The U.S. began sanctioning various wallet addresses belonging to the hackers in mid-April, though have faced obstacles given that it is trivial for the hackers to create new wallets. The use of cryptocurrency tumblers (also called "mixers") has also stymied the government's attempts to limit the DPRK's access to the ill-gotten funds. Blender is not the primary tumbler that Lazarus has been using — that would be Tornado Cash, which they have used to tumble more than $213 million from the hack. Tornado has taken perfunctory steps to comply with sanctions, but nothing that would meaningfully impact Lazarus' ability to use the service.

Authorities link Axie Infinity hack to North Korean Lazarus hacking group

According to the FBI, the infamous cybercrime group Lazarus has been implicated in the March Axie Infinity exploit that saw $625 million taken from the game's blockchain bridge. Lazarus are a criminal group with strong ties to North Korea, and are suspected of being behind infamous cyberattacks including the WannaCry ransomware that impacted a wide number of industries including hospitals and manufacturing, as well as legislative and justice systems. The U.S. Treasury department has added the crypto wallet that received the stolen funds to its sanctions list, which may make it substantially harder for the attackers to withdraw the money. The wallet still contains around 150,000 ETH, valued at around $445 million, but has been slowly siphoning it out to various other wallets, exchanges, and tumblers over the past weeks.

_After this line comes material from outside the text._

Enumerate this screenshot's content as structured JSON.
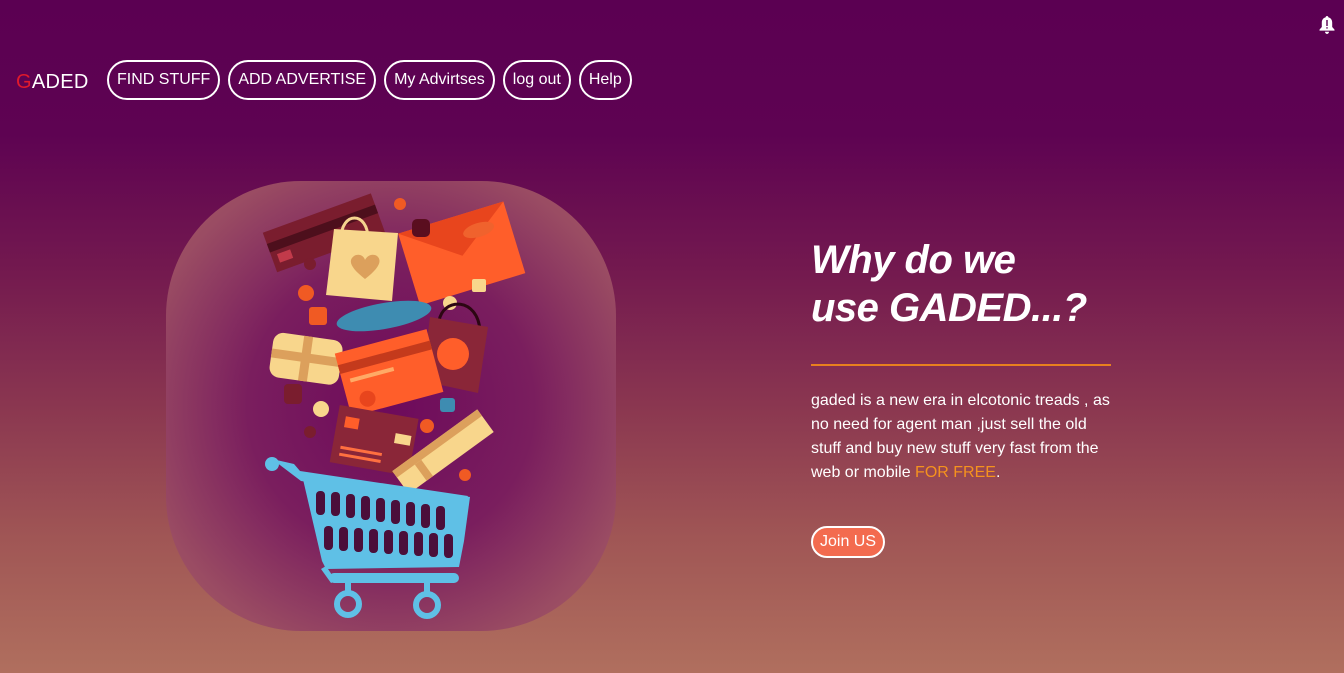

Popular blockchain game Axie Infinity suffers a $625 million exploit, the largest in defi history

One of the most popular play-to-earn games, Axie Infinity, suffered an enormous hack to the Ronin network on which it runs. The project announced that a majority of Ronin validator nodes had been compromised — four belonging to the Sky Mavis company that builds Axie Infinity, and one belonging to the Axie DAO. After gaining control of the validators, they were able to approve malicious withdrawals of 173,600 ETH (about $600 million) and 25.5M USDC (a stablecoin, worth $25.5M). The $625 million loss was possibly the largest to date in the history of defi projects.

Sky Mavis announced that they had halted the Ronin Bridge and Katana DEX, and were making changes to their network to try to guard against future attacks. They also wrote that they were "working with law enforcement officials, forensic cryptographers, and our investors to make sure all funds are recovered or reimbursed".